Roman Polanski, the famous film director, pled guilty in 1977 in LA Superior Court to sexually violating 13 year old Samantha Gaimer.  He fled to Europe before Judge Lawrence Rittenband (now deceased) could hand down a sentence.  Polanski has been a public figure all over Europe, but he has never (officially) returned to the US.  Thus, Polanski's case has been in abeyance for 32 years.  For reasons that are not clear, a few days ago, in Sept. 2009, Switzerland decided to enforce a US warrant and arrested Polanski.  Switzerland now has to decide whether to extradite him to the US for sentencing.  The issue has created a worlwide furor.

Those who focus on Polanski's horrible criminal act do not want to reward him for avoiding capture and argue that justice delayed can still constitute justice.  Those who focus on the Judge Rittenband's alleged misconduct in meeting privately with a prosecutor and on the passage of time argue that Polanski has in effect already been sufficiently punished and that putting him in jail now would be a waste of time and money.

Since both arguments are reasonable, let's give Samantha Geimer the last word.  She's been saying for years that she's put the case behind her and that she does not want Polanski to go to jail.  If Ms. Geimer were still a minor, or if she were in psychological disarray as a result of the crime, perhaps we could discount her opinion. But she's made a mature and considered judgment, and we ought to respect her autonomy.  Under the circumstances, we should not be angrier at Polanski than is the woman who he abused.  The US should recall the arrest warrant and provide Switzerland with a graceful exit from a no-win situation.     

October 1, 2009

Ponzi Schemes- Shouldn't Investors Share the Blame?

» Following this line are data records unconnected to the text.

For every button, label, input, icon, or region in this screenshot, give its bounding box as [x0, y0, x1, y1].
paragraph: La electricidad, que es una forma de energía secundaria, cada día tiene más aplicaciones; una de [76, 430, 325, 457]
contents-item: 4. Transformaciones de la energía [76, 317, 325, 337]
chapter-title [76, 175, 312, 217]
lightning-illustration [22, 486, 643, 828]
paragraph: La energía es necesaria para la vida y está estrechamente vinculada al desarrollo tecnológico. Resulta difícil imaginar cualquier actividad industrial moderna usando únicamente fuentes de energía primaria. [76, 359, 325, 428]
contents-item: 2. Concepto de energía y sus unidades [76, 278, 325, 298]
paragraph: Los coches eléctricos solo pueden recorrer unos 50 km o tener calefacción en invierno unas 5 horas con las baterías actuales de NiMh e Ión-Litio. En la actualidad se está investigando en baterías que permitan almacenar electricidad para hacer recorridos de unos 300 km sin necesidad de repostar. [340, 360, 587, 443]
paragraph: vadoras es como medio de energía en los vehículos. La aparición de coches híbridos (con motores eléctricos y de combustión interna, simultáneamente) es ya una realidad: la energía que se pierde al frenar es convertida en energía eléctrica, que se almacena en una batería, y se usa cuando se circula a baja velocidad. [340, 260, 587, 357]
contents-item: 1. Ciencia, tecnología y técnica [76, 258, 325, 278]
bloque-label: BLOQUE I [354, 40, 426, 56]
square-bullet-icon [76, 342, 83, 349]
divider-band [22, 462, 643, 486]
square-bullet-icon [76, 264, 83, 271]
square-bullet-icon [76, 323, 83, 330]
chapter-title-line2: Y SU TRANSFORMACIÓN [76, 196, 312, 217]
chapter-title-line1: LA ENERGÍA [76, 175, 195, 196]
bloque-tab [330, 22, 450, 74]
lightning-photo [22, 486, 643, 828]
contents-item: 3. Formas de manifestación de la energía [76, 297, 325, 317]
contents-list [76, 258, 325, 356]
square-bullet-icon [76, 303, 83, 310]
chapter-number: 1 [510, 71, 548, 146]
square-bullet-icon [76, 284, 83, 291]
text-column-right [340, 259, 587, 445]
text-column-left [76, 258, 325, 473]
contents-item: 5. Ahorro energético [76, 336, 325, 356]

Orange County (CA) insurance salesman James Halstead and his lawyer partner-in-crime Jeanne Rowzee have pleaded guilty to running a Ponzi scheme that bilked investors out of millions of dollars. (Thanks so much Rowzee for adding to the legal profession's already-tarnished image.)  http://www.latimes.com/business/la-fi-halstead29-2009sep29,0,78151.story  The victims included "retirees on fixed incomes," so of course we're supposed to feel especially badly for them. 

But let's save some of our condemnation for the victims.  Halstead and Rowzee raised money by promising investors returns of 35% in three months.  It's easy to excuse investors who would swallow these lies for being simply naive.  But I think their incredible greed rather than their naivete was responsible for their losses.  The investors were as greedy as Halstead and Rowzee- they all saw a chance for ridiculously easy money and went for it.  So long as people base their actions on greed rather than reason, swindlers like Halstead and Rowzee will always be among us.